Hello Professional Seminar Students and congratulation on achieving this milestone -
you are almost a professional social worker!
This guide outlines the major information sources importance for social work study and practice. You should consider most, if not all, of these are information sources as you research your Professional Seminar project.
Each box provides a brief definition and links to more information available through the Information Guides for Silberman School of Social Work.
Reference materials are information sources which provide definitive, factual, and concrete information.
Reference articles discuss the foundational knowledge associated with a subject as it has been vetted by the experts in the field. Reference articles may be used to provide background knowledge written for a general audience; to provide a definition of a concept or theory; to get a quick overview of what is widely accepted as authoritative on the topic.

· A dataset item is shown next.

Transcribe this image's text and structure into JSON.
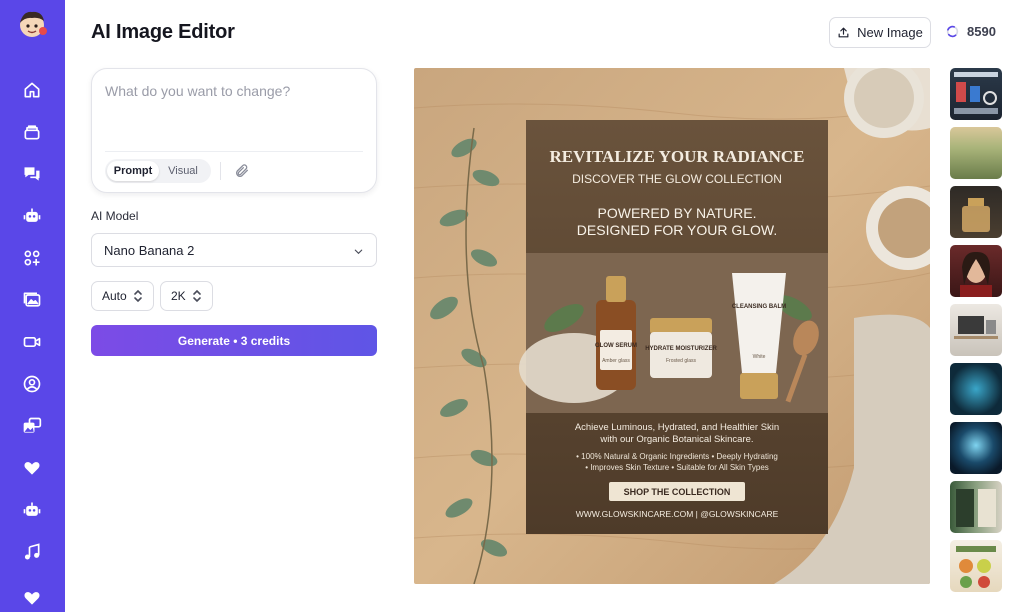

Research articles report on new, original research. They are published in academic journals. Many, but not all, academic journals use a "peer review" process, also sometimes called "refereed". This is an anonymous process in which experts in the discipline evaluate articles submitted for publication to ensure that the submission employs sound methodology and contains high quality content.
Typically a research article consists of : an abstract; a review of the literature; a statement of hypothesis, query or problem; a description of methodology; an analysis of data; and discussion. The discussion may contain interpretive elements concerning the data.
"A systematic review is an academic research paper that uses a method called ‘evidence synthesis’, which can include meta-analysis, to look for answers to a pre-defined question. The purpose of a systematic review is to sum up the best available research on that specific question." - The Campbell Collaboration
'Open Source' refers to systems and software products that are freely available online to all users and for which the source code is freely available for use, modification, and re-distribution.
'Publicly Available' describes webpages and information items that are freely available to anyone with internet access.
'Open Access' is a term used to describe scholarly work that has been made freely available to all online.
"That which is produced on all levels of government, academics, business and industry in print and electronic formats, but which is not controlled by commercial publishers." - The Fourth International Conference on Grey Literature, October 1999
Grey literature is an umbrella term which covers many types of information sources and products. Grey literature is produced by organizations whose primary function is NOT publishing. Grey literature includes reports from governmental agencies, professional organizations, advocacy organizations, and think tanks.
"Think tanks are organizations that have significant autonomy from governmental interests and that synthesize, create, or disseminate information, ideas, or advice to the public, policymakers, other organizations, and the press."
Anderson, G. L. & Herr, K.G. (Eds) (2007). Think Tanks. In Encyclopedia of Activism and Social Justice. (Vol. 3, pp. 1369-1372). Thousand Oaks, CA: SAGE Reference.